Looking for leadership from healthcare societies in Kansas

I have been looking on the web for evidence that professional healthcare societies in Kansas acknowledge that medical errors are a serious problem. I did find one statement on the website of the Kansas Healthcare Collaborative (KHC, an organization formed by the Kansas Hospital Association and the Kansas Medical Society). On the “For Consumers” page is the statement “Medical errors cause tens of thousands of deaths each year. But you can help. Get more involved with your health care.” (They provide link to the Agency for Healthcare Research and Quality, but it is broken. It should go here.)

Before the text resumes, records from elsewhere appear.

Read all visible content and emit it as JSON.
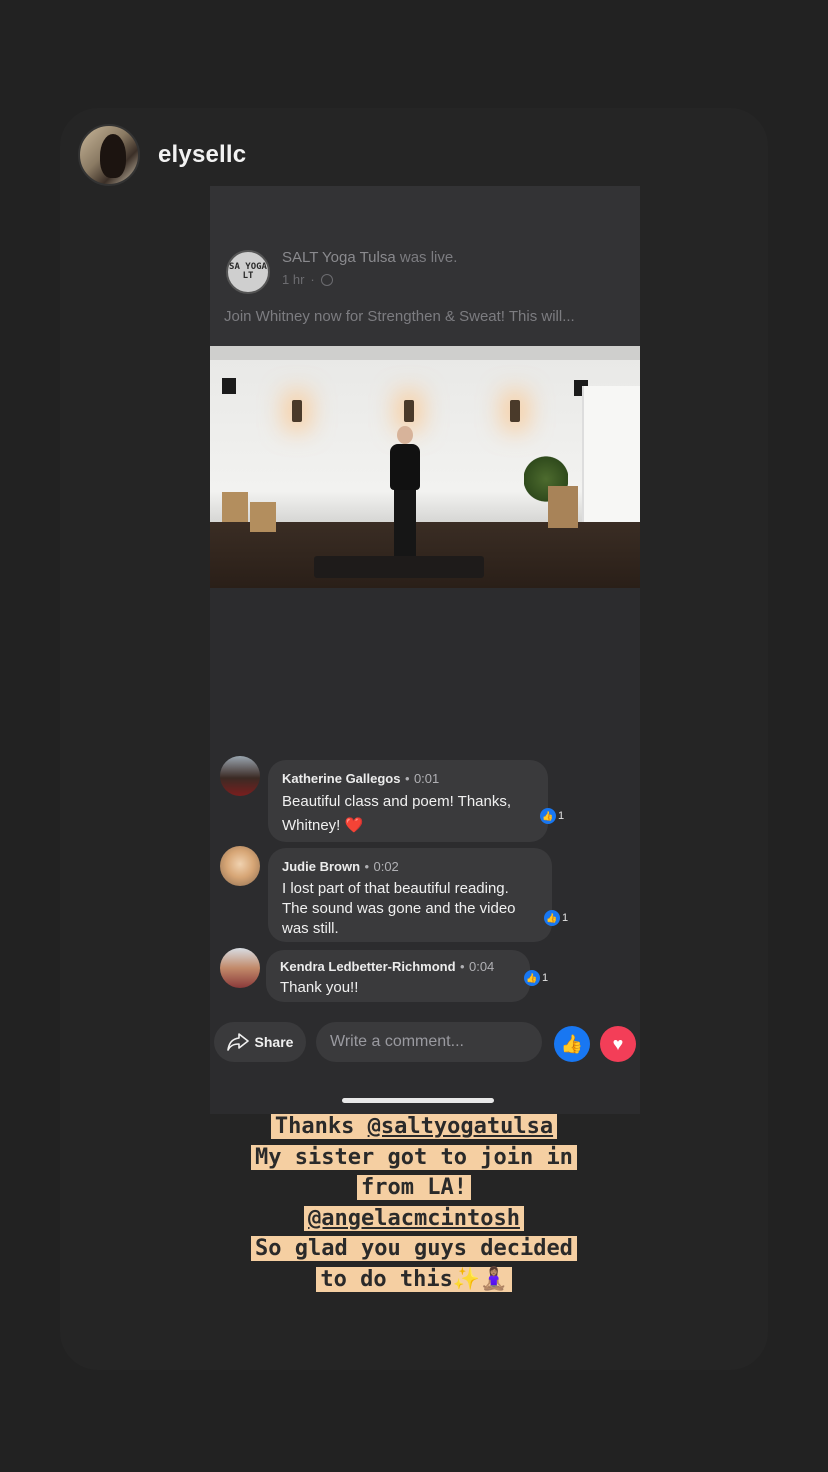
{
  "story": {
    "username": "elysellc"
  },
  "post": {
    "page_avatar_text": "SA YOGA LT",
    "page_name": "SALT Yoga Tulsa",
    "page_action": "was live.",
    "time": "1 hr",
    "text": "Join Whitney now for Strengthen & Sweat! This will..."
  },
  "comments": [
    {
      "name": "Katherine Gallegos",
      "time": "0:01",
      "line1": "Beautiful class and poem! Thanks,",
      "line2": "Whitney! ❤️",
      "reactions": "1"
    },
    {
      "name": "Judie Brown",
      "time": "0:02",
      "line1": "I lost part of that beautiful reading.",
      "line2": "The sound was gone and the video",
      "line3": "was still.",
      "reactions": "1"
    },
    {
      "name": "Kendra Ledbetter-Richmond",
      "time": "0:04",
      "line1": "Thank you!!",
      "reactions": "1"
    }
  ],
  "actions": {
    "share_label": "Share",
    "comment_placeholder": "Write a comment..."
  },
  "caption": {
    "line1_pre": "Thanks ",
    "line1_mention": "@saltyogatulsa",
    "line2": "My sister got to join in",
    "line3": "from LA!",
    "line4_mention": "@angelacmcintosh",
    "line5": "So glad you guys decided",
    "line6": "to do this✨🧘🏽‍♀️"
  },
  "colors": {
    "facebook_blue": "#1877f2",
    "love_red": "#f33e58",
    "caption_highlight": "#f5cfa2"
  }
}
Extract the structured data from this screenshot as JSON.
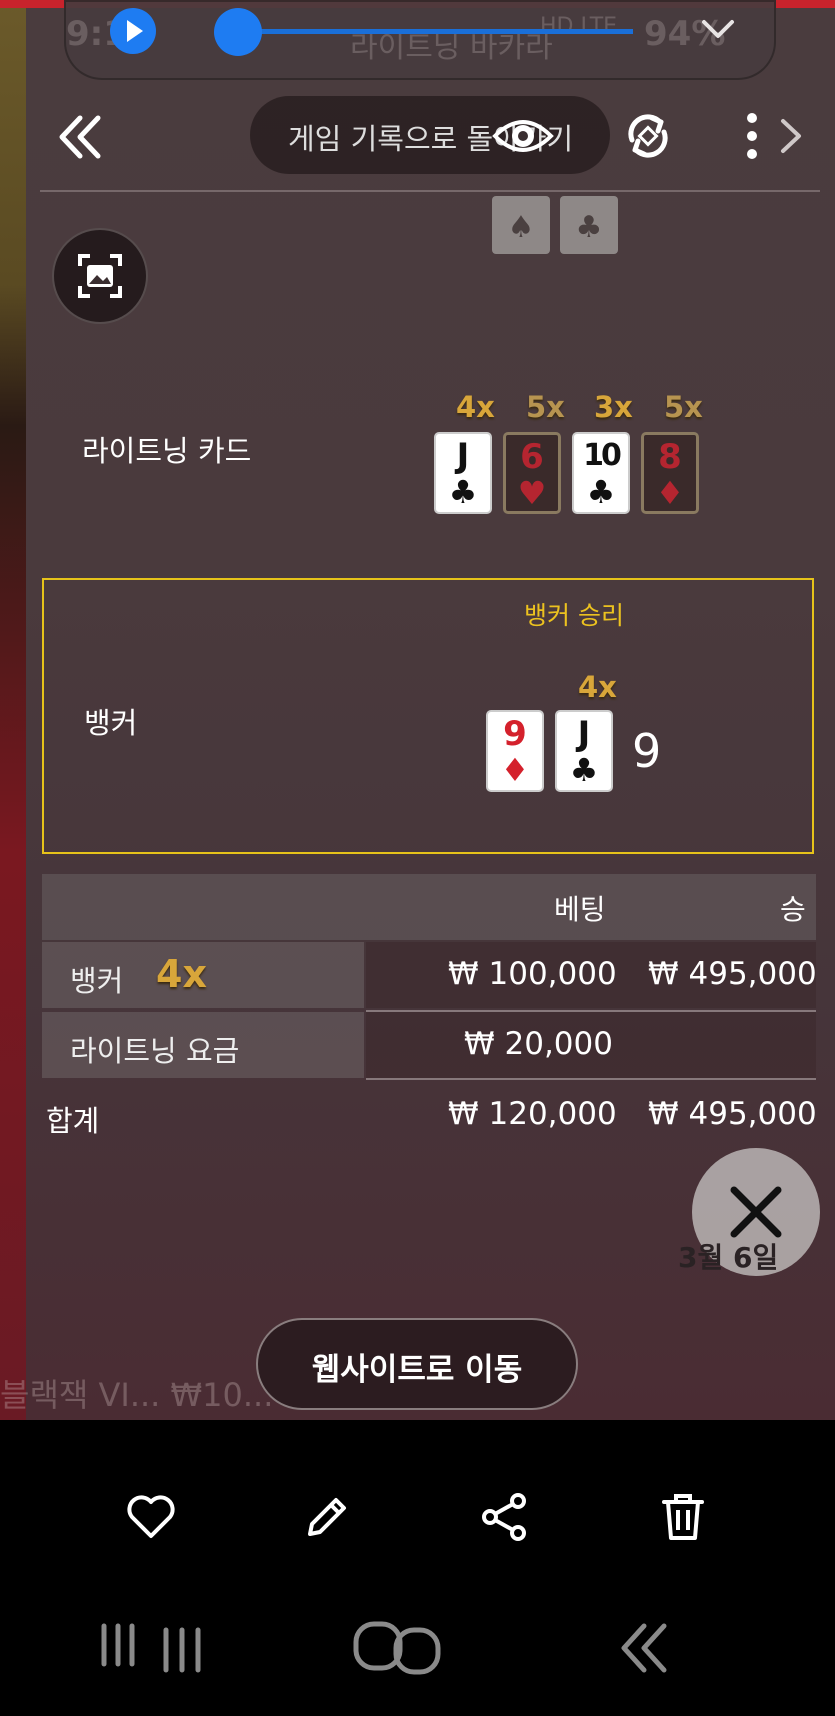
{
  "status_overlay": {
    "time_ghost": "9:1",
    "network_ghost": "HD LTE",
    "battery_ghost": "94%",
    "title_ghost": "라이트닝 바카라"
  },
  "header": {
    "return_label": "게임 기록으로 돌아가기"
  },
  "lightning_cards": {
    "label": "라이트닝 카드",
    "cards": [
      {
        "rank": "J",
        "suit": "♣",
        "color": "black",
        "multiplier": "4x",
        "active": true
      },
      {
        "rank": "6",
        "suit": "♥",
        "color": "red",
        "multiplier": "5x",
        "active": false
      },
      {
        "rank": "10",
        "suit": "♣",
        "color": "black",
        "multiplier": "3x",
        "active": true
      },
      {
        "rank": "8",
        "suit": "♦",
        "color": "red",
        "multiplier": "5x",
        "active": false
      }
    ]
  },
  "banker": {
    "label": "뱅커",
    "result": "뱅커 승리",
    "multiplier": "4x",
    "cards": [
      {
        "rank": "9",
        "suit": "♦",
        "color": "red"
      },
      {
        "rank": "J",
        "suit": "♣",
        "color": "black"
      }
    ],
    "score": "9",
    "border_color": "#e6c31a"
  },
  "bet_table": {
    "headers": {
      "bet": "베팅",
      "win": "승"
    },
    "rows": [
      {
        "name": "뱅커",
        "multiplier": "4x",
        "bet": "₩ 100,000",
        "win": "₩ 495,000"
      },
      {
        "name": "라이트닝 요금",
        "multiplier": "",
        "bet": "₩ 20,000",
        "win": ""
      }
    ],
    "total": {
      "name": "합계",
      "bet": "₩ 120,000",
      "win": "₩ 495,000"
    }
  },
  "date_label": "3월 6일",
  "website_button": "웹사이트로 이동",
  "ghost_bottom": "블랙잭 VI...   ₩10...",
  "toolbar": {
    "icons": [
      "heart-icon",
      "pencil-icon",
      "share-icon",
      "trash-icon"
    ]
  },
  "navbar": {
    "icons": [
      "recent-apps-icon",
      "home-icon",
      "back-icon"
    ]
  },
  "colors": {
    "accent_blue": "#1e7cf2",
    "gold": "#d8a63a",
    "win_yellow": "#ecc21f"
  }
}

It is good to see the epidemic of medical errors has, in this small way, been publicly acknowledged by a professional healthcare society in Kansas. And I completely agree that patients should be doing whatever they can to help reduce errors. But ultimately, the responsibility for reducing errors lies with healthcare workers and healthcare organizations. And the leaders of those healthcare organizations.

I poked around some more on the KHC website and found this page about the the Kansas Hospital Engagement Network. At the bottom of that page are slides from HEN Week Presentations in Chicago back in May 2012, including slides from a presentation titled Leading Change / Bucking the Trend, by Jim Conway. Might this be about leadership? It was. And one particular slide caught my attention. It had the phrase “Creative tension” and referenced a paper from the journal Sloan Management Review.

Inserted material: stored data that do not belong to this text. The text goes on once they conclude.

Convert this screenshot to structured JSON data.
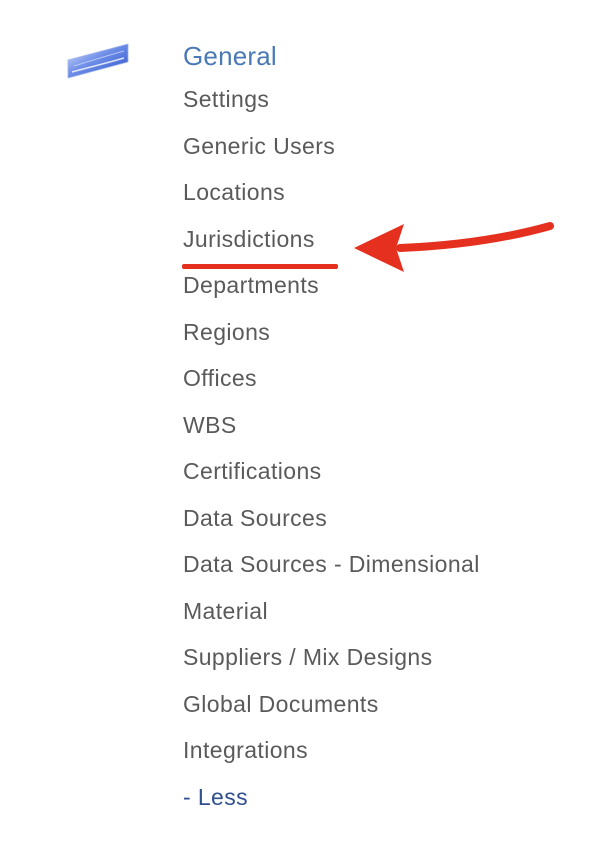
{
  "section": {
    "icon": "ruler-icon",
    "title": "General"
  },
  "menu": {
    "items": [
      {
        "label": "Settings"
      },
      {
        "label": "Generic Users"
      },
      {
        "label": "Locations"
      },
      {
        "label": "Jurisdictions",
        "highlighted": true
      },
      {
        "label": "Departments"
      },
      {
        "label": "Regions"
      },
      {
        "label": "Offices"
      },
      {
        "label": "WBS"
      },
      {
        "label": "Certifications"
      },
      {
        "label": "Data Sources"
      },
      {
        "label": "Data Sources - Dimensional"
      },
      {
        "label": "Material"
      },
      {
        "label": "Suppliers / Mix Designs"
      },
      {
        "label": "Global Documents"
      },
      {
        "label": "Integrations"
      }
    ],
    "toggle_label": "- Less"
  },
  "annotation": {
    "color": "#e5301f"
  }
}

I looked up the paper, titled “The Leader’s New Work: Building Learning Organization”, by Peter M Senge, published in the fall of 1990. Here are the main points of the paper:

  • An organization in which “the top thinks and the local acts” will not adapt well to change because it is not allowing its members to innovate and respond quickly. Because members are focused on performing for someone else’s approval — instead of a long-term vision — their performance will be mediocre.
  • The most successful organizations are “learning organizations.” There are two types of learning: adaptive learning and generative learning. Adaptive learning will result in changes to cope with new situations. Generative learning goes much farther. It requires a new way of looking at the world, is systems-based, and sets the foundation for creating new products, systems, and processes.
  • Our view of a leader is traditionally someone who is viewed as charismatic, sets the direction for an organization, and makes key decisions. But leaders of learning organizations don’t fit this traditional view. Instead, they are have three roles: They are designers of an organization by setting core values and a purpose that will guide future decisions. They are teachers that help people to “restructure their views of reality to see beyond the superficial conditions and events into the underlying causes of problems — and therefore to see new possibilities for shaping the future.” They are stewards who serve both the people they lead and the larger mission of their organization.
  • The key to learning in a learning organization is creative tension. Creative tension results from clearly seeing where an organization wants to be (vision) and recognizing the truth about where they are now (current reality). It can be resolved in two ways: raising current reality toward the vision or lowering the vision toward current reality.

I see strong parallels between the prevention and disclosure of medical errors and the ideas summarized above:

  • A hospital in which “the top thinks and the local acts” will be out-of-touch with what is happening at the level of patient care. Staff members who are aware they have deficiencies in teamwork and patient safety probably also have ideas about how to improve teamwork and patient safety. Therefore, those at the top need to walk the hallways, listen to the staff, and restructure policies and resources accordingly.
  • Medical errors are an opportunity to learn. They are a chance to not only have team discussions that may lead to changes to procedures and responsibilities, but an opportunity to reexamine the assumptions underlying those procedures and responsibilities. Out of this can come learning. And I can tell you from personal experience that the victims of medical errors (and their families) need evidence that this learning has taken place. Not a vague statement. Not a feel-good phrase that sounds like it was written by a marketing department. But an authentic, substantial, two-way conversation.
  • The leader of a healthcare organization can be a designer by establishing a culture of safety and respect for patients, a teacher by helping physicians and staff to examine the reality of medical errors in their organization, and a steward by dedicating herself to providing safe and honest healthcare.
  • Creative tension? Well if creative tension is good, it seems disclosing medical errors would be a great way to generate some creative tension within a healthcare organization.